I bookmarked the recipe and realised its not my PC and my dad's :)...
Payasam looks divine and I am sure to try this!!! :)..would def add coconut pieces 😉
srividhya Ravikumar
wow..payasam looks divine Raji...1st time to your wonderful space.. do visit my space sometime..following you..
Anonymous
Tasty bubble payasam
Lavi
Raji, I will try this Payasam soon. it tempts me so much, and the tips you have given, were the ones that i need, as always, my payasam thirinjify 🙂 after adding vellam.

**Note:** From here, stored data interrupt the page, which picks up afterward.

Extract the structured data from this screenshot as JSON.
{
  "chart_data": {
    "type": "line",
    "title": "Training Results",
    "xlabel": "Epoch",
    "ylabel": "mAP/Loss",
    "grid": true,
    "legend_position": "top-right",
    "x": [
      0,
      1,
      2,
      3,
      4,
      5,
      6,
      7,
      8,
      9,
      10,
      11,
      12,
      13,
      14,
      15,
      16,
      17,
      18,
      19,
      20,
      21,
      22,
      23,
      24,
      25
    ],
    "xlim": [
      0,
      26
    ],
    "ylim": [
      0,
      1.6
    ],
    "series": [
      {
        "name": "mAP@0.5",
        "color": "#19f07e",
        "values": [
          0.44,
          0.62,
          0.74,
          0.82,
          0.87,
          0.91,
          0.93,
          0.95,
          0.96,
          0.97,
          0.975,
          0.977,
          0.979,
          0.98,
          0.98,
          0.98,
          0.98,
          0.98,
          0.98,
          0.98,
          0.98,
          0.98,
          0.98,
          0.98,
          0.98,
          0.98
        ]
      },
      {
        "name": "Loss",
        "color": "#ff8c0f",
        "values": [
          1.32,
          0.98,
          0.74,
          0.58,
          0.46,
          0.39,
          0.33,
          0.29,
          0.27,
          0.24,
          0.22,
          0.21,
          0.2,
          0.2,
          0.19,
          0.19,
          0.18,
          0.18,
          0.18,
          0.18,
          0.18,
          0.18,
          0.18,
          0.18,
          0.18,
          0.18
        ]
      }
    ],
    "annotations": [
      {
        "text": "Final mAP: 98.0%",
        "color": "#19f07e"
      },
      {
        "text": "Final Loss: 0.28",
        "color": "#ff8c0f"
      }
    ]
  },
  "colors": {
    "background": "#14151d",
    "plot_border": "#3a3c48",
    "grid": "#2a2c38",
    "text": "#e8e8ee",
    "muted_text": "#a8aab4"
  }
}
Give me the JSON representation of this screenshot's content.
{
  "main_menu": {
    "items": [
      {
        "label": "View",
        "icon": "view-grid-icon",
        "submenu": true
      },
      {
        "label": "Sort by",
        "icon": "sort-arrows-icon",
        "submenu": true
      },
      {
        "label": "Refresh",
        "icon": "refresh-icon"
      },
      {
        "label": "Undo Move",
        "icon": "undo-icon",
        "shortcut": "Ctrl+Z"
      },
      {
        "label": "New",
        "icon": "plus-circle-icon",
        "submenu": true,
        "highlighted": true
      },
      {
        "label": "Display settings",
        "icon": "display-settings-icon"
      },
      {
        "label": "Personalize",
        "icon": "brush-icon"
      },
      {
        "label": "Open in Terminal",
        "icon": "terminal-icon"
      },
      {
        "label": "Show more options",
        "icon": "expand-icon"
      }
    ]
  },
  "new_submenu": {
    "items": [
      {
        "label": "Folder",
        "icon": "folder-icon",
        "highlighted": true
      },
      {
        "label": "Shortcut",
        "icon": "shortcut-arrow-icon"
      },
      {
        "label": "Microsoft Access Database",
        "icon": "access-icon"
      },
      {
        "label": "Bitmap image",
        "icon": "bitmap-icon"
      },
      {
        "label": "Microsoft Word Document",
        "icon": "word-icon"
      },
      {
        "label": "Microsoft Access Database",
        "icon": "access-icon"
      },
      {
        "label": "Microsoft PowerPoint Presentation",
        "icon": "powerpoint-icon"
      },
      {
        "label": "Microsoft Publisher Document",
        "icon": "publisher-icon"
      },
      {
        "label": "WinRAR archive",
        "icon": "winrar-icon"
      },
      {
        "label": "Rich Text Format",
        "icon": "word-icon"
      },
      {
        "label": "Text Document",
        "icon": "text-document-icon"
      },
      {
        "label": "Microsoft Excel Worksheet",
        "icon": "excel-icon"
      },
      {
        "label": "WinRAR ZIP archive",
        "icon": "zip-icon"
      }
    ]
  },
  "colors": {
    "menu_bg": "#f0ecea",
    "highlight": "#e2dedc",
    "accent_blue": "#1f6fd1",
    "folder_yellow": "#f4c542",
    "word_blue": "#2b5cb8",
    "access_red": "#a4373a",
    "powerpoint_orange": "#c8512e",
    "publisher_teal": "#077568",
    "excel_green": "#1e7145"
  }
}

Congrads on Moving to . net!!! Have a Great Journey with the blog!!
Sarah Naveen
nice clicks..looks so perfect and yummy dearie...
Mahimaa's kitchen
wow..lovely pictures as usual raks. i missed so many of your wonderful recipes all these months. i took some time to check what all i missed.
all of them are mouthwatering. i am going to try your manga thokku sometime.
Rekha shoban
hi raji, yummy and delicious payasam....wonderful click!...im following u.
Umm Mymoonah
Sago payasam looks so yummy, beautiful pictures.
Smitha
following U!:)
Smitha
I like sago payasam...and love using jaggery too...it gives a yummy taste to it!..wonderful clicks!
veena krishnakumar
Raji, i tried this and it was very tasty. Please have a look at
http://veenasvegnation.blogspot.com/2011/02/sago-payasam-javarisi-payasam.html
sofia
One thing I want to say pls dont add Jaggery in hot milk it will get curled ,so better to add Jaggery after. Milk get cool down or otherwise add sugar easy no need of milk should cool down .
Kavitha
I want to make with sugar.. can u tell me the ratio for that...
RAKS KITCHEN
I think for the given recipe, 1/4 cup + 2 tblsp sugar should be enough...Please check at the end and add accordingly if its not sufficient...
Sudha
Tried this today morning...substituted elaichi pwd with Everest Milk Masala, the payasam was yummm...perfect proportions. Thank you for the recipe.
pandu
thanks.. well explained. BPR
Shweta
I tried this recipe once, but the milk curdled after adding the jaggery syrup, is it necessary to cool the milk before adding jaggery syrup? Pl confirm
RAKS KITCHEN
Just switch off the flame and add the jaggery syrup, thats enough I think.
jeyashri suresh
Thanks for the update. Now will try in this way . Nice clicks
Shweta
We too don't like to add elaichi in this 🙂
Pooja Agrawal
Lovely dessert...Awesome clicks and nice addition of jiggery...Loved the color of the translucent sago..
Gayathri Ramanan
love this version of payasam with healthy sweetener...stunning clicks
Unknown
Hi,
I have a doubt here... I tried soaking sago but it all got mashed up... do we have to fry before soaking... Please let me know...
Unknown
Hi,
I have a doubt here... I tried soaking the sago but it all get mashed up.... do we have to fry it before soaking... Please let me know...
swetha
Hi Raji, just tried this payasam this afternoon for ayutha poojai but with a few variations. I used sugar instead of jaggery and added few strands of saffron for the color. I had always wanted to avoid the kanji effect on the sago payasam ever since i first made it and it was accomplished today. But the outcome was nothing short of a miracle. My husband had fell in love with the color, texture and taste. Thank you so much.
Mythreyi
Hi Raji, Today I have tried this for Dasara for a festive sweet. I am not good at making festive sweets, for a good start this recipe helped me to get out of that fear. This came out very well ( I have varied some measurements) with perfect texture. Thanks for sharing great recipe.
-Mythreyi
Yum! Yum! Yum!
Niru
Raji,
Tried this today, very tasty and simple to make.